Monday, May 30, 2011

So Deep Integration Was Not a Conspiracy Theory

Though Stephen Harper and other neocons have denied that deep integration with the U.S. was on the table, Wikileaks show otherwise.
Numerous topics are discussed in the leaked document — borders, currency, labor, regulation, and more. How to push the integration agenda features particularly prominently.

Under the subject line “Placing a new North American Initiative in its economic policy context,” American diplomatic personnel in Canada said they believed an “incremental” path toward North American integration would probably gain the most support from policymakers. Apparently Canadian economists agreed.

The cable also touts the supposed benefits of merging the three countries and even mentions what elements to “stress” in future “efforts to promote further integration.” It lists what it claims is a summary of the “consensus” among Canadian economists about the issues, too. Merging the United States, Canada, and Mexico...
Just before the election, Ralph Nader wrote in the Toronto Star: Beware ‘deep integration’
Opponents of Prime Minister Stephen Harper are finding that, in one commentator’s words, “Questions of Harper’s ethics, accountability, secrecy and contempt for democracy have not stuck.” Questions about secrecy, however, should stick. Harper’s secret ongoing negotiations for “deep integration” with the U.S. could diminish the features of Canadian independence which have brought Canada world-envied standards of living, including medicare for all.

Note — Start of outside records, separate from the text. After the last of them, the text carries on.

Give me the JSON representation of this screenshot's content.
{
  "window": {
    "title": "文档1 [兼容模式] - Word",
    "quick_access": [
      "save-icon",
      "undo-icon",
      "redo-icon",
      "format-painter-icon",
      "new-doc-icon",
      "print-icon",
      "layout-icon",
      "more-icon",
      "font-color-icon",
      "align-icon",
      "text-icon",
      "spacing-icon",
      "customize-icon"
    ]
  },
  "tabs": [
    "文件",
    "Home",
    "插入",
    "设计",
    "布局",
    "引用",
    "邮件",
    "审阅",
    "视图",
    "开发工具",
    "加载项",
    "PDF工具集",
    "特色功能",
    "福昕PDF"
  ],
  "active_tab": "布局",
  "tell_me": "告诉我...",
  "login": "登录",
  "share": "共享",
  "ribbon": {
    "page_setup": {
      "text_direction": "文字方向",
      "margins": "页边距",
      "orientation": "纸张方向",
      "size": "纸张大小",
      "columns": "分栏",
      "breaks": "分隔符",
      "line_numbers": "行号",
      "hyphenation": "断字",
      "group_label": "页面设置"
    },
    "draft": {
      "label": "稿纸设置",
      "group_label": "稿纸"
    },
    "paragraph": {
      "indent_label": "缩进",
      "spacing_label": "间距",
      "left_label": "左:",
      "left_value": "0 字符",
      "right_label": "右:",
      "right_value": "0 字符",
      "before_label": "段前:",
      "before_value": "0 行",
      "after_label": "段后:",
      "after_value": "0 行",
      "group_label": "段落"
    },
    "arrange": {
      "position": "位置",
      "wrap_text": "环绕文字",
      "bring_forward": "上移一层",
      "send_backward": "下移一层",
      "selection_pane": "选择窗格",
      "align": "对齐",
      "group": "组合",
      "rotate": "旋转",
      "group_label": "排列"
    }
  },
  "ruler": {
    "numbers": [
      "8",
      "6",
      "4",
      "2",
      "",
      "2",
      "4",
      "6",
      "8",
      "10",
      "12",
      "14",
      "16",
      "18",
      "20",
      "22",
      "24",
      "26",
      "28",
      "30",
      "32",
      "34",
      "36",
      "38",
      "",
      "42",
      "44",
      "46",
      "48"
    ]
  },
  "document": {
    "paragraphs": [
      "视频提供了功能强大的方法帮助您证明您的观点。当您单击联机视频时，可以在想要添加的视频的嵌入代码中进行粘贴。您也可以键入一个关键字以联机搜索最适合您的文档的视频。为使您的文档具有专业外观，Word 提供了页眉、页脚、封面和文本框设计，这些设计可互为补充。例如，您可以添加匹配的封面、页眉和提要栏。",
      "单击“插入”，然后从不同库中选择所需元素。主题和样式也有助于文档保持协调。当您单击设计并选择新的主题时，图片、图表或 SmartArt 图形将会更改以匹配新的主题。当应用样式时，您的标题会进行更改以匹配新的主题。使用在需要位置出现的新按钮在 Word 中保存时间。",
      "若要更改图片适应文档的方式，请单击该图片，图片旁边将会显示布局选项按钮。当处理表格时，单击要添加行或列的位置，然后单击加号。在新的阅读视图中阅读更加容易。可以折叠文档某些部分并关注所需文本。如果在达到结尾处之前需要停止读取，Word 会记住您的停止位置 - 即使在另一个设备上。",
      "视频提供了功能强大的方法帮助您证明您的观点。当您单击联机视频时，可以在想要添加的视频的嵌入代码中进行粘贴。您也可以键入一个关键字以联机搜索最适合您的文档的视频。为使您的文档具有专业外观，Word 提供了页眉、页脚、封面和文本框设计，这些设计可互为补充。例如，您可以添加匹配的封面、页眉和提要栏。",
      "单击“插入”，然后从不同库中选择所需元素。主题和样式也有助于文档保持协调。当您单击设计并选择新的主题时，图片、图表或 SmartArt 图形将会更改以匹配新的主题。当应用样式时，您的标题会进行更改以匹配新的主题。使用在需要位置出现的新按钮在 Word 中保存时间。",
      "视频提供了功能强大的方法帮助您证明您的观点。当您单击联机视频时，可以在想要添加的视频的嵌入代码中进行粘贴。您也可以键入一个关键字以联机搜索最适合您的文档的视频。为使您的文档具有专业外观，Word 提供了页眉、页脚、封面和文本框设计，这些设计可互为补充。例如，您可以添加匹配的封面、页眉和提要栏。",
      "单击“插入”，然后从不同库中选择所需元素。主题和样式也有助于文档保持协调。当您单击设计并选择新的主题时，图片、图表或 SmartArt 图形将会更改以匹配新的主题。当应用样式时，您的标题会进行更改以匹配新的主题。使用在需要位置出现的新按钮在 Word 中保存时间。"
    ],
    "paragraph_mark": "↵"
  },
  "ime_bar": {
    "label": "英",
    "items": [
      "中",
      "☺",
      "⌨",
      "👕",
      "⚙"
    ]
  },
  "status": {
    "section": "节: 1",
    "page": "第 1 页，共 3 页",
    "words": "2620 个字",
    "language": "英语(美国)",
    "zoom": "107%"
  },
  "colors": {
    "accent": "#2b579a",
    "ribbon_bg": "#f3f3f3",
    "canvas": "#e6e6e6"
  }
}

Public attention before May 2 regarding the contents of the forthcoming agreement between Harper and President Barack Obama could motivate many voters to go to the polls to preserve Canadian independence. Loss of Canadian independence between the eras of Jean Chr├ętien and Harper has meant moving from no involvement in George W. Bush’s Iraq atrocities to military engagement in the quagmire of Afghanistan. It has meant less resistance to the demands for military procurement of unneeded U.S. weapons.
We should have listened to him.


  1. OMG, Emily, I believe it of Stephen Harper but it's hard to believe Barack Obama is involved, Bush-like, in integrating Canada with the US.
    It's also hard to believe Mexico will go for it. Despite atrocious political situations, one after another, Mexico has always had a strong sense of its own identity vis a vis the US.
    However, it's hard to disbelieve Ralph Nader, somehow, isn't it?
    I've been predicting this sort of thing for years but, oh, how I wanted to be wrong!

  2. It sure looks like it. And remember the U.S. has the most to gain so I can't see Obama rejecting it.

    Their dollar is backed by trillions in debt. Ours by natural resources.

  3. Well, I've always said it's what they want from us: natural resources. They sure don't want to build Disney theme parks in Nunavut.
    And I guess, if Stephen Harper barefacedly lies and says he has the approval of the Canadian people, any US leader would leap at the chance, despite the high hopes I had for President Obama.
    Damn, though. Damn and double-damn.